De grond van de toerekening der gerechtigheid van Christus is niet ''de toepassing'' van het Middelaarsbloed van Christus, zoals in het citaat beweerd wordt, want dat is de gerechtigheid van Christus zelf. De toepassing van het Bloed van Christus, (de vergeving der zonden) geschiedt op grond van Zijn aangebrachte gerechtigheid. Dit alles wordt weliswaar gewerkt door de Heilige Geest, maar niet krachtens Zijn inwoning, zoals gesuggereerd wordt in het citaat, maar krachtens toerekening. En op grond van de toerekening der gerechtigheid van Christus komt de Heilige Geest in ons wonen, waardoor wij de Goddelijke natuur deelachtig zijn. Dus de Heilige Geest komt niet eerst inwonen, nee, die komt in ons wonen op grond van de rechtvaardigverklaring in Christus.
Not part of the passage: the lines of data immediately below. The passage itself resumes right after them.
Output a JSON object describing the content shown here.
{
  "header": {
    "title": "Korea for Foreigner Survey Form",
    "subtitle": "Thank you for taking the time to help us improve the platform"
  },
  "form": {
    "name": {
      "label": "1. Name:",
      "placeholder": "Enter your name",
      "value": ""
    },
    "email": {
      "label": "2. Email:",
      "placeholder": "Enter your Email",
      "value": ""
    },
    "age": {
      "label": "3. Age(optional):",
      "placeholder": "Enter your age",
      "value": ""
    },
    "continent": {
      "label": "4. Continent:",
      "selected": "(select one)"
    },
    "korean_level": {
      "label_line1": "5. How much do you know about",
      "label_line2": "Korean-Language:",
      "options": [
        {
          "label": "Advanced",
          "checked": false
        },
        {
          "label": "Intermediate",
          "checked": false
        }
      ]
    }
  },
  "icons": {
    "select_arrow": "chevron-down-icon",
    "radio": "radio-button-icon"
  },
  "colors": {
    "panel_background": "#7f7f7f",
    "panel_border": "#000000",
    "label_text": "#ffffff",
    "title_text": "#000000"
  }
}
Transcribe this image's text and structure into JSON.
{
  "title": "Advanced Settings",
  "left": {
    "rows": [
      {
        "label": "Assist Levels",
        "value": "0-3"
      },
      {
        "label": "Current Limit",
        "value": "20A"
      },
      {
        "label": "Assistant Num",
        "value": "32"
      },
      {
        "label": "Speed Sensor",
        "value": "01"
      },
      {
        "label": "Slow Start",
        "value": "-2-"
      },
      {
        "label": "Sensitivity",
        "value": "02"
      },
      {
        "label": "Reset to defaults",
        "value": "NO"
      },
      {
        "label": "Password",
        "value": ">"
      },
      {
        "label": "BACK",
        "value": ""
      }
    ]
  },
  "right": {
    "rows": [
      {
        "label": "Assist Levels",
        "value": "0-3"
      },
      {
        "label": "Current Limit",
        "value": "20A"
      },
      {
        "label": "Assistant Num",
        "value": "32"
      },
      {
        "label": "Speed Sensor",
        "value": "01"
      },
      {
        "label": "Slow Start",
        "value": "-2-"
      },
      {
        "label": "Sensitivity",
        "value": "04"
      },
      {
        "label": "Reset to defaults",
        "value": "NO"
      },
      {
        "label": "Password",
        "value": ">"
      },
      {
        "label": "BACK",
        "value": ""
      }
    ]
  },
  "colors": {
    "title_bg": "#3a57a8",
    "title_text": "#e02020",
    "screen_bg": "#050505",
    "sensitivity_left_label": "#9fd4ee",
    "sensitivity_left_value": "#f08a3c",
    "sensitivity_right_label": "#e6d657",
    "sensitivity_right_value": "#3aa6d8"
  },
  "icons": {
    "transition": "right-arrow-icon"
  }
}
Ook leeft Christus niet in Zijn volk als de vervulde Wet, zoals beweerd wordt in het citaat, want de Wet is geen persoon, maar de wil van God. Ook is de Wet niet de eerste man van de oude mens, dat is de oude mens ZELF. Als de oude mens sterft, is eis der Wet niet meer van kracht, want de Wet claimt geen lijken. De Wet sterft dus niet als de oude mens sterft door de Wet (Gal. 2:19), nee, de Wet is Gods geopenbaarde wil en die kan niet sterven. Christus heeft in onze natuur aan de eis der Wet volkomen genoeg gedaan en alle gerechtigheid vervuld, en om die reden kunnen wij voor God bestaan, namelijk in en door Hem.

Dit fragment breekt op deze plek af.